なぜ祇園辻利は、お客さまから長く愛され続けるのか

前回の記事:
靴下専門店「タビオ」越智社長が語る、メンズにこだわる理由

40年前から「インフルエンサーマーケティング」




 最近、美味しい日本茶を召し上がりましたか?

 お茶と言えば、京都の宇治茶 祇園辻利です。

 祇園辻利と聞いて、お茶ではなく人気の「抹茶パフェ」を思い浮かべる方も多いのではないでしょうか?

 江戸末期、山城国宇治にて創業し、台湾統治時代には台北へ出店。その後、祇園に開業した祇園辻利はお茶の商いを広げて、現在では茶寮都路里でパフェなどの抹茶スイーツも扱っています。興味を持った私は、6代目社長の夫人であり、同社 取締役の三好正代さんに話を伺いました。

祇園辻利 取締役 三好正代さん

 「日本人にとって当たり前の存在であるお茶。それがゆえに、外でお金を出してまで日本茶を飲むという文化は、ありませんよね。でも、コーヒーにならお金を出します」と三好さんは話します。

 1970年の大阪万博以降、食文化に大きな変化が起こって朝食をパンとコーヒーで済ませる人が増え、お茶の販売が激減したそうです。そこで茶道とは別に、気軽にお茶を飲んでもらうにはどうすればいいか。お茶の飲み方を広めるために1978年につくったのが、喫茶店のようにお茶を楽しむことができる「茶寮都路里」です。

 しかし、単に日本茶を提供するだけでは人は来ません。甘いものなら老若男女に受けるのではないかと考え、アイスクリームに抹茶を入れて、それがパフェに発展したそうです。

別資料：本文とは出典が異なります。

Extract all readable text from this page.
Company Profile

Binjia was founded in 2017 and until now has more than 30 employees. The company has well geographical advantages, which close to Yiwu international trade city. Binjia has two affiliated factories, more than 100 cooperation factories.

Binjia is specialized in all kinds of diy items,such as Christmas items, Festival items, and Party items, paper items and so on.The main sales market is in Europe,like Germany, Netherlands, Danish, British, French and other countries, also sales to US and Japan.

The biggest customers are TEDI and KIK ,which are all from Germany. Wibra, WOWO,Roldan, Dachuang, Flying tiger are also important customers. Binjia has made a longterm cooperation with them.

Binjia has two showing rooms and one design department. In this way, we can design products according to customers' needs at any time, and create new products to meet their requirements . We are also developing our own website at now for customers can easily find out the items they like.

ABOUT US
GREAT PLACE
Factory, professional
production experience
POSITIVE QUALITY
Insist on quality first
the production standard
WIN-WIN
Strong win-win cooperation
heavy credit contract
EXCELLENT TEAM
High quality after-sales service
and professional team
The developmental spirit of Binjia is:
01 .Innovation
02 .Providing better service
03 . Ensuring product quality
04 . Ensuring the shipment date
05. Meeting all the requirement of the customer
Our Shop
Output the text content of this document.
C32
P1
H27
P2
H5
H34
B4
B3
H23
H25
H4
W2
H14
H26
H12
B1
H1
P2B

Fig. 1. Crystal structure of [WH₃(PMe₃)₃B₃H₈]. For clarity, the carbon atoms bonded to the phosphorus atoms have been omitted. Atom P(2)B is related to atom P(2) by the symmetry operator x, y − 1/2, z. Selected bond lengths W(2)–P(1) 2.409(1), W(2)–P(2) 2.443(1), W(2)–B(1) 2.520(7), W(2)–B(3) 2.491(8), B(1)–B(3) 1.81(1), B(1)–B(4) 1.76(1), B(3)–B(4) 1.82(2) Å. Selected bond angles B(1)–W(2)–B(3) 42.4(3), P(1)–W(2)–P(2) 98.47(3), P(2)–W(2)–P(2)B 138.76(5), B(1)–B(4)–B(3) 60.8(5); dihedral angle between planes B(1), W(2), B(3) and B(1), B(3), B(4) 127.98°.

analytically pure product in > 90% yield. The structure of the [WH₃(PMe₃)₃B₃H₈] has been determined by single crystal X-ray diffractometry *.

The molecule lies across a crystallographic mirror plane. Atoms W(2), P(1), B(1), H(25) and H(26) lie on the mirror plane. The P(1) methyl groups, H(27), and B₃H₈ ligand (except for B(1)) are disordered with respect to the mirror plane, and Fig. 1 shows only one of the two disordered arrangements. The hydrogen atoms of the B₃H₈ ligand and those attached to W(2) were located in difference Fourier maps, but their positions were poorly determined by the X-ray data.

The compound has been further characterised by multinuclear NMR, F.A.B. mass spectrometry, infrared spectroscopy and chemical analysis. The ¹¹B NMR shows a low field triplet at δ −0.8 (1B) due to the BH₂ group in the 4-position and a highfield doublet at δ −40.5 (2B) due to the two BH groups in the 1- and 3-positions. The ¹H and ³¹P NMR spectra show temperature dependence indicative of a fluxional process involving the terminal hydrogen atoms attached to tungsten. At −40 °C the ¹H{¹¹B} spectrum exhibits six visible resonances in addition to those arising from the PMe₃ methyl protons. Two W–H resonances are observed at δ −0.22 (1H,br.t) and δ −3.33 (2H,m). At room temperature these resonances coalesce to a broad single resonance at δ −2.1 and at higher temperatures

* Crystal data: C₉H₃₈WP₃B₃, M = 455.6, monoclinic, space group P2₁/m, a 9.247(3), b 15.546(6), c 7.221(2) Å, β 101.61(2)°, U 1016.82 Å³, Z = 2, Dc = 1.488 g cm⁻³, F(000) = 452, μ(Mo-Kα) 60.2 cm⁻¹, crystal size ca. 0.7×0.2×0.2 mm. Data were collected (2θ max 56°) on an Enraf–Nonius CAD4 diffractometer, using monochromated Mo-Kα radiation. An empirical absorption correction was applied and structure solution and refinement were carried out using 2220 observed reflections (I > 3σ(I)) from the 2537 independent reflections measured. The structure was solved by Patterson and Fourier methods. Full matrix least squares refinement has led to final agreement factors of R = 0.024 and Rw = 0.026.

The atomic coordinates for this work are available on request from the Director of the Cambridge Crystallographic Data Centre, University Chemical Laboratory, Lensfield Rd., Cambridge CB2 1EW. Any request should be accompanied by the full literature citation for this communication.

 ただ当初は、お客さんが集まりませんでした。そこで考えたのが、舞妓さんに飲食できるチケットを渡して食べに来てもらうという施策。すると「舞妓さんが食べに来はる喫茶店」として人気を呼び、繁盛しだしたそうです。まさに、40年前のインフルエンサーマーケティングですね。
 
行列ができる旧本店ビル
 
 でも当時、どのようにして、そのアイデアに至ったのでしょうか。三好さんは「常に何か工夫するところはないか知恵を絞り、同じものを見ても敏感に感じ取るセンサーを持ちながら、発案したことをやり切る力と熱さと執念がそこにあったからではないか」とおっしゃいます。